In our study, prophylactic IA exposure to carrier or carrier enriched with plant sterols prior to IA UP exposure partly decreased the number of clusters of erythropoiesis in the liver parenchyma. In our study, the carrier β-cyclodextrin exerted similar anti-inflammatory effects in the liver as was previously observed in the gut by plant sterols [16]. The effects in the gut were explained by the plant sterols and the carrier β-cyclodextrin apparently having overlapping working mechanisms [16]. Given the fact that plant sterols dissolved in the carrier, and the carrier alone possessed similar anti-inflammatory effects, our data suggests that the anti-inflammatory effects in the liver might be solely the result of the carrier β-cyclodextrin.
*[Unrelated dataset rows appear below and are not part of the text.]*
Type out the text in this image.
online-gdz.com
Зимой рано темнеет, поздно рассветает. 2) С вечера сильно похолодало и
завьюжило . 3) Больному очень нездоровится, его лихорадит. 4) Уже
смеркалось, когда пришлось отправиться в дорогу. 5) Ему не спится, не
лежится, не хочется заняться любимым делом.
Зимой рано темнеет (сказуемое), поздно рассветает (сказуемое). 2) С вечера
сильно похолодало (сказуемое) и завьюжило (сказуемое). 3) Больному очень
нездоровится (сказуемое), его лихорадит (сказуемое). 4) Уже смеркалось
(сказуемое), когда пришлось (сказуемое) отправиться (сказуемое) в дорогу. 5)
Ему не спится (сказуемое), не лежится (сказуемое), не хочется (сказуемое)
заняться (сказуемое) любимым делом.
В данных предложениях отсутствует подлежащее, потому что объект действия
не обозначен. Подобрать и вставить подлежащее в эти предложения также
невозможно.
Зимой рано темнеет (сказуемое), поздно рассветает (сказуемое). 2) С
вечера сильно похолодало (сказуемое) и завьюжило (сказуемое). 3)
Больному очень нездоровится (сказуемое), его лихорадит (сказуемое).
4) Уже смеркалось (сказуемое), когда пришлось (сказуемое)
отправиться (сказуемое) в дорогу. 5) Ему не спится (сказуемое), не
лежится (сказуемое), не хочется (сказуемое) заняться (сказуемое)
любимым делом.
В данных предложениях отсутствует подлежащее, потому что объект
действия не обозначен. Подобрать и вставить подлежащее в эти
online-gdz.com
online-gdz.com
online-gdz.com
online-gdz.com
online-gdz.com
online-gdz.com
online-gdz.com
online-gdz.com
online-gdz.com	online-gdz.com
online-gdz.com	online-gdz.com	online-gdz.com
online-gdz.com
Caution to use plant sterols in the fetal setting of chorioamnionitis might be required, since sterol-treated animals displayed enlarged central veins in combination with pronounced sinusoidal dilatation, implying hepatic congestion [30]. However, not significant in the case of carrier administration alone, these effects were also visible elsewhere, concluding that one should be cautious here as well.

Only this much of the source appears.